1 Introduction

From a probabilistic point of view, to study a stochastic phenomenon, we try to measure how much chance a spatial outcome of the phenomena has in order for it to occur. A different viewpoint is adopted from an information theoretic point of view, which tries to answer how much we are able to predict the outcome of the phenomenon. In other words, we try to measure the amount of uncertainty or entropy contained in the outcome. Shannon (1948) was able to formulate the measurement of this uncertainty contained in a single event.
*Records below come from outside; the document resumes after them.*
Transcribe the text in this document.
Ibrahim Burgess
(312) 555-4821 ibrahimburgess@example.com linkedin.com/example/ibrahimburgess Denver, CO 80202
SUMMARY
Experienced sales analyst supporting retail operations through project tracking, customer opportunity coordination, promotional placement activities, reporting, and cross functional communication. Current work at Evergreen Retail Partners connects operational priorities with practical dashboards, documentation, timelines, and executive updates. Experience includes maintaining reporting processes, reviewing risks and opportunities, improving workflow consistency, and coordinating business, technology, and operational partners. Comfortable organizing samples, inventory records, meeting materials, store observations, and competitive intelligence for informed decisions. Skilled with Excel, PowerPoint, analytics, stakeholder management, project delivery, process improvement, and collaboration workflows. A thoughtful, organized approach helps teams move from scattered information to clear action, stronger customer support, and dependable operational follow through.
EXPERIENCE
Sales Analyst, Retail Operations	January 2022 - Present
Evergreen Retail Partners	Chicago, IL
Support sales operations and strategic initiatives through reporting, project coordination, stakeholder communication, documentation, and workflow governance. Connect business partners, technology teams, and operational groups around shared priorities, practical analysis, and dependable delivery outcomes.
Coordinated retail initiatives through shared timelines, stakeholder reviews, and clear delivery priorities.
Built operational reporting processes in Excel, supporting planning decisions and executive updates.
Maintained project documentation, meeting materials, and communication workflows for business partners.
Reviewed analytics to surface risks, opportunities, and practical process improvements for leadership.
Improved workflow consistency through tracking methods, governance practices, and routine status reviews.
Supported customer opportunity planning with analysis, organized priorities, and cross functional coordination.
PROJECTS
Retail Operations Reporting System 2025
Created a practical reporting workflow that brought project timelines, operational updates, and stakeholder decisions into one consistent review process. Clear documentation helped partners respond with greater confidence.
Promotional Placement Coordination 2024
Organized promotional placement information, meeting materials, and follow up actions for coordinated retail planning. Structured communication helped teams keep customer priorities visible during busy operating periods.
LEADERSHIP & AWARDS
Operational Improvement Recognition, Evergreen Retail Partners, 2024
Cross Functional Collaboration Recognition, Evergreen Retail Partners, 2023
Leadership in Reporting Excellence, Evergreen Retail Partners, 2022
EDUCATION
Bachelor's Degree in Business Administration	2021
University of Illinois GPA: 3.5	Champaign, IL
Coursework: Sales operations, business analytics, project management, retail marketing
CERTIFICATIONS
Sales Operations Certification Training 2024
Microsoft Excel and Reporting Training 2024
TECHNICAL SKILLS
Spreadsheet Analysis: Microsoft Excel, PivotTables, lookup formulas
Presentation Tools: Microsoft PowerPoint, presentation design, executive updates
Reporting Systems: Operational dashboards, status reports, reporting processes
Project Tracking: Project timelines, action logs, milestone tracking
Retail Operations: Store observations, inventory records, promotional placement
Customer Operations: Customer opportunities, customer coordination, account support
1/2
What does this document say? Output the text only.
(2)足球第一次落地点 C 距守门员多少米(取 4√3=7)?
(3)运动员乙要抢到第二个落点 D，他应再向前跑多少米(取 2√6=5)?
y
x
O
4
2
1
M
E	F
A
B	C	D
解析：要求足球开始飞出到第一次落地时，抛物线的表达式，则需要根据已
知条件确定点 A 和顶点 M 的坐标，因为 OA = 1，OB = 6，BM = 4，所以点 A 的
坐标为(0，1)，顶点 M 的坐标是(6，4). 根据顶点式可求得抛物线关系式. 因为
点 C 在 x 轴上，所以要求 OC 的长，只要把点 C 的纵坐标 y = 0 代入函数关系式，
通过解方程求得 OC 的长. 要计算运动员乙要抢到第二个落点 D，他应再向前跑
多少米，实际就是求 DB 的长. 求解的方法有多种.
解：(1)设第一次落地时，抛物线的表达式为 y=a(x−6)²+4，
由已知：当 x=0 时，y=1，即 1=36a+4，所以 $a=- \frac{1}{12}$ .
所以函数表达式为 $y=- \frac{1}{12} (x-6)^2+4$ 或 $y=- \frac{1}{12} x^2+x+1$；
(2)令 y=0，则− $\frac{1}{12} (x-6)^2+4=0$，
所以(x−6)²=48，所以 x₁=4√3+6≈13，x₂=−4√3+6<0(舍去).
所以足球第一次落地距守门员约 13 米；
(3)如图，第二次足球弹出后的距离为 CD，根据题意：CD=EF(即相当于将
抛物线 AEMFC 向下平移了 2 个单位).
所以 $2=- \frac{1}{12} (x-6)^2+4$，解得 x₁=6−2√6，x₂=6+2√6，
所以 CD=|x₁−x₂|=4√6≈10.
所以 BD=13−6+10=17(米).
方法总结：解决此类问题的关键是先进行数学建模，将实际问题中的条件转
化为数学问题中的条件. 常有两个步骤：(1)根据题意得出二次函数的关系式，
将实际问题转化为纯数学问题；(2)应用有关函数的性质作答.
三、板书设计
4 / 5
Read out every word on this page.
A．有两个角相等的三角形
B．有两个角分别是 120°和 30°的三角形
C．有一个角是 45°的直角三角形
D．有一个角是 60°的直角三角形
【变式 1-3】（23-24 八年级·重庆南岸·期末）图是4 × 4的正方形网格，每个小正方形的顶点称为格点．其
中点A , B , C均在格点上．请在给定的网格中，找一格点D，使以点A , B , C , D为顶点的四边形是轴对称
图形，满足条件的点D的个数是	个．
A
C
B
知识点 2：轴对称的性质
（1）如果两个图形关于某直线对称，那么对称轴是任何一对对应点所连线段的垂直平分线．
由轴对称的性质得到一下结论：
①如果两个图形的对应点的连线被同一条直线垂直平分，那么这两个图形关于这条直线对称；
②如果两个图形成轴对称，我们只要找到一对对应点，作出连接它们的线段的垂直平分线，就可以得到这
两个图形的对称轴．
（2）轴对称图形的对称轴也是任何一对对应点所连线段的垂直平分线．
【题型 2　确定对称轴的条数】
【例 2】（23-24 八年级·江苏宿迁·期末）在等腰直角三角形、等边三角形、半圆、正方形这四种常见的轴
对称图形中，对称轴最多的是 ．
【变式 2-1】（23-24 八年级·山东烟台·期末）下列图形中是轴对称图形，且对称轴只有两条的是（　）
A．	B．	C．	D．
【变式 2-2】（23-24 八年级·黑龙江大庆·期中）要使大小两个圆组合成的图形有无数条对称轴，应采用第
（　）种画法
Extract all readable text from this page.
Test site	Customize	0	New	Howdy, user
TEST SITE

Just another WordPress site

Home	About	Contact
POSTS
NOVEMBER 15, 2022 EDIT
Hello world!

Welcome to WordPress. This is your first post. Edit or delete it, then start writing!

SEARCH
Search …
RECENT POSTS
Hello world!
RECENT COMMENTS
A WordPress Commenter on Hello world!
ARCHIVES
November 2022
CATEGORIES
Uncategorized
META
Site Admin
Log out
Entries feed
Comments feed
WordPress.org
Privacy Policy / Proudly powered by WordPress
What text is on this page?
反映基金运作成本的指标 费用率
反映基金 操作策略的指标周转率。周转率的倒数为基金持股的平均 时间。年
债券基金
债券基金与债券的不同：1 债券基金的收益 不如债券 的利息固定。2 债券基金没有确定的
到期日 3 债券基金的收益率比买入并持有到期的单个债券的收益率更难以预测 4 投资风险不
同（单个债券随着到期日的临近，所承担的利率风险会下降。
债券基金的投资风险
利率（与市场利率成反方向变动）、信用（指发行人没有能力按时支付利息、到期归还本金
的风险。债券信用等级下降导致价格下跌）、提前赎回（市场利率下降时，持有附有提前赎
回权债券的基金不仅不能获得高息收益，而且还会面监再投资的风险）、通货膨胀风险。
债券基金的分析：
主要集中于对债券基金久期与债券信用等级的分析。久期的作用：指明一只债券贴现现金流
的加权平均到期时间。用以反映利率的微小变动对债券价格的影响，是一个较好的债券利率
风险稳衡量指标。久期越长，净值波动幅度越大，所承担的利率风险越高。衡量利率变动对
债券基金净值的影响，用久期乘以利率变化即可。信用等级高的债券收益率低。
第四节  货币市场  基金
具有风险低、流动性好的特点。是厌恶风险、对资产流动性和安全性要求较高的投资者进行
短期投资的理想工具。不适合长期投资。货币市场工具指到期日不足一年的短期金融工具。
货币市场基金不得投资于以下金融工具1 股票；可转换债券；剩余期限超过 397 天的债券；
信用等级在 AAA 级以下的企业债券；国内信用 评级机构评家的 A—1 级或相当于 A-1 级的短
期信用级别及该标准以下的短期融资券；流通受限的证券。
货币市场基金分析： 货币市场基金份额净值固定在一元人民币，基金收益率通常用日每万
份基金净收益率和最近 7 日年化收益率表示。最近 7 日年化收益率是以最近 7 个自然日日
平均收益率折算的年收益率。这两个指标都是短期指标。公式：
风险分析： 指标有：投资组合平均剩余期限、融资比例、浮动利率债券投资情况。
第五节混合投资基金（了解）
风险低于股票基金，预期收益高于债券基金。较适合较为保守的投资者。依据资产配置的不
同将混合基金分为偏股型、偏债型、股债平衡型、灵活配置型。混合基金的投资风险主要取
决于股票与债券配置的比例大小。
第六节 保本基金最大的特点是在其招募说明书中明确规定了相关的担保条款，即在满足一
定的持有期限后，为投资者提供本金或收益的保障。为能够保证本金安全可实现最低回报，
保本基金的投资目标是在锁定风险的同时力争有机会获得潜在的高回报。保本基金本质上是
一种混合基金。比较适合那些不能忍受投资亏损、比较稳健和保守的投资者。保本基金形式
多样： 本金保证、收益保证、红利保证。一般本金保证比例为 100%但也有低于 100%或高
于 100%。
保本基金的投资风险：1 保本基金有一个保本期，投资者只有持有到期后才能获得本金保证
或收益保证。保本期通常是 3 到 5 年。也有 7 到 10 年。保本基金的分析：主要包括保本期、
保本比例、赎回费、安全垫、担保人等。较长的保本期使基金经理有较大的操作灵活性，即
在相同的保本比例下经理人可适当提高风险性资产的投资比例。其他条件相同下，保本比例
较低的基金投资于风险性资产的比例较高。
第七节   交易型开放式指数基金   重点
The uncertainty contained in a discrete random variable is then considered as the weighted average of the uncertainty of each single event. Formally, for a discrete random variable \(X\) with probability mass function \(p(x)=P(X=x)\), the Shannon entropy is defined as

$$\begin{aligned} H(X)=-\sum _xp(x)\log p(x). \end{aligned}$$
(1)

Note that \(H(X)=-E[\log p(X)]\) and an immediate extension leads us to its continuous analog called the differential entropy. That is, for a non-negative continuous random variable with density function \(f(x)\) the differential entropy, which we denote by \(H^c(X)\), is defined as

$$\begin{aligned} H^c(X)=-E[\log f(X)]=-\int \limits _0^\infty f(x)\log f(x)dx. \end{aligned}$$
(2)

Nevertheless, it is well-known (cf. Di Crescenzo and Longobardi (2009) and references therein) that this extension does not preserve some basic properties of an information measure; for instance, the differential entropy can take on negative values. Recently, among various attempts to define possible alternative information theoretic measures, Rao et al. (2004) proposed the cumulative residual entropy (CRE) and studied its properties. This measure replaces density function by the survival function. For a non-negative random variable \(X\) with distribution function \(F\) and survival function \(\bar{F}=1-F\), the CRE is defined as follows:

$$\begin{aligned} \mathcal {E}(X)=-\int \limits _0^\infty \bar{F}(x)\log \bar{F}(x)dx. \end{aligned}$$
(3)

Properties of the CRE can be found in Rao (2005), Di Crescenzo and Longobardi (2009), and Navarro et al. (2010). Di Crescenzo and Longobardi (2009) also introduced and studied the Cumulative Entropy, denoted by \(\mathcal {CE}(X)\), as an analog to CRE by using distribution function in (3) instead of survival function. That is,

$$\begin{aligned} \mathcal {CE}(X)=-\int \limits _0^\infty F(x)\log F(x)dx. \end{aligned}$$

Asadi and Zohrevand (2007) considered the corresponding dynamic properties of the CRE corresponding to the residual lifetime variable. Applications of CRE to image alignment and measurements of similarity between images can also be found in Wang and Vemuri (2007) and references therein.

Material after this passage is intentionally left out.